Transportation design and construction groups in Illinois have helped to design a voluntary guide intended to encourage use of sustainable practices for the transportation projects in the state. The Illinois – Livable and Sustainable Transportation Rating System and Guide (I-LAST), issued in January 2010, was developed in a cooperative effort between the Illinois Department of Transportation, the American Council of Engineering Companies–Illinois (ACEC-Illinois), and the Illinois Road and Transportation Builders Association (IRTBA). The guide – which is voluntary and “advisory in nature” – provides a description of sustainability in transportation and provides a tool for identifying and documenting sustainable practices on highway projects in the state.
Purpose & Goals
The purpose of the guide is to:
- provide a comprehensive list of practices that have the potential to bring sustainable results to highway projects;
- establish a simple and efficient method of evaluating transportation projects with respect to livability, sustainability, and effect on the natural environment; and
- record and recognize the use of sustainable practices in the transportation industry.
The I-LAST guide identifies the following goals of providing sustainable features in the design and construction of highway projects:
- Minimize impacts to environmental resources
- Minimize consumption of material resources
- Minimize energy consumption
- Preserve or enhance the historic, scenic and aesthetic context of a highway project
- Integrate highway projects into the community in a way that helps to preserve and enhance community life
- Encourage community involvement in the transportation planning process
- Encourage integration of non-motorized means of transportation into a highway project
- Find a balance between what is important: to the transportation function of the facility, to the community to the natural environment, and is economically sound,
- Encourage the use of new and innovative approaches in achieving these goals.
The guide includes a checklist-based scorecard for evaluating the sustainable practices included in a highway project, with 17 separate sustainable features in eight categories:
- Planning: context sensitive solutions, land use /community planning;
- Design: alignment selection, context sensitive design;
- Environmental: protect, enhance or restore wildlife communities; protect, enhance, restore native plant communities; noise abatement;
- Water: reduce impervious area; stormwater treatment; construction practices to protect water quality;
- Transportation: traffic operations, transit, improve bicycle and pedestrian facilities;
- Lighting: reduced electrical consumption, stray light reduction;
- Materials; and
For each of the 17 features, the scorecard lists activities and available points that could be earned for each activity included on a project.

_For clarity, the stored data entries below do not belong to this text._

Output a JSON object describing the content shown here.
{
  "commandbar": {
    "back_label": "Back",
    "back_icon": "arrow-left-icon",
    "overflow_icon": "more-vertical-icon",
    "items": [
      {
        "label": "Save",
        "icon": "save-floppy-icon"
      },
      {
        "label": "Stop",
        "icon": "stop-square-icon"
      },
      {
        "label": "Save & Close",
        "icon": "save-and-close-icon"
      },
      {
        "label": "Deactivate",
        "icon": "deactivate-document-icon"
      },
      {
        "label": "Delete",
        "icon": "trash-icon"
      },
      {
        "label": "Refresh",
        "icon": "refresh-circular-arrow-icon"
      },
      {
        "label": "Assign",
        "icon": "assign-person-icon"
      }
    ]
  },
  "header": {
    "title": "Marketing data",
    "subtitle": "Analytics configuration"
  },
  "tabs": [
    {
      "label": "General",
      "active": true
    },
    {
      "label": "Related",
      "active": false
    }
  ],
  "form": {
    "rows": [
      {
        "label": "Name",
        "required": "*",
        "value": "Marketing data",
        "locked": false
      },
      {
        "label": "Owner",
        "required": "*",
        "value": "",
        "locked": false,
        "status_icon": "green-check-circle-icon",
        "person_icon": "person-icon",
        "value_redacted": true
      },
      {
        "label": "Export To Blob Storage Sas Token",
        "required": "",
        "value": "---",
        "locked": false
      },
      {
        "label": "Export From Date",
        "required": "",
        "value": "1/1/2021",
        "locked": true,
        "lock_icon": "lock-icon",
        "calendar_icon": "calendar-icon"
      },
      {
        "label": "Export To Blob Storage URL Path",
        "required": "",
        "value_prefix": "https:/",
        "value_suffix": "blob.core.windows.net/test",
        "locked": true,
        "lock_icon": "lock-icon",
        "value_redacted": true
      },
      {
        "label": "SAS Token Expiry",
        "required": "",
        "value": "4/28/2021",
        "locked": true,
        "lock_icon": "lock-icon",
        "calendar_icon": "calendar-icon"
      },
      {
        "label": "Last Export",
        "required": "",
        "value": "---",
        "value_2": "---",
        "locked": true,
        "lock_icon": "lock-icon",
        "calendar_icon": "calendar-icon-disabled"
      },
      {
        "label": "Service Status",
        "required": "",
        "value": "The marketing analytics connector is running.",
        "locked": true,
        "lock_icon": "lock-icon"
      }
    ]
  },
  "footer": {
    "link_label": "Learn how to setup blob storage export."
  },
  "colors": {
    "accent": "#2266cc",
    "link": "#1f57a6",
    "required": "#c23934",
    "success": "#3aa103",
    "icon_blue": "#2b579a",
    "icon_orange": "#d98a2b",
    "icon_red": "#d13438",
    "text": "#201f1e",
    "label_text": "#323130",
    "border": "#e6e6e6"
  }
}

It also provides an explanation and resources to help users better understand how to implement each of the sustainable features.
The effort started with a desire to be more proactive on sustainability and was inspired by the GreenLITES approach developed by New York State DOT (see related case study). Industry partners worked with Illinois DOT to tailor their own system, agreeing that it would be used only on a voluntary basis. There is currently no certification or other incentive for the project scoring system, but such an approach may be added in the future.
While the I-LAST approach is voluntary, District 1 already has begun using the approach. The sustainable actions listed in the guide are already being done on many projects, but it is expected to bring awareness and encourage sustainable practices. While officials say they do not foresee a statewide mandate for the approach, it is expected to raise awareness of the types of practices that can be done.
The extent to which the Illinois guide takes hold also may be influenced by a sustainability tool currently under development by the Federal Highway Administration. The agency is in the process of developing its own rating system to provide criteria for sustainable practices.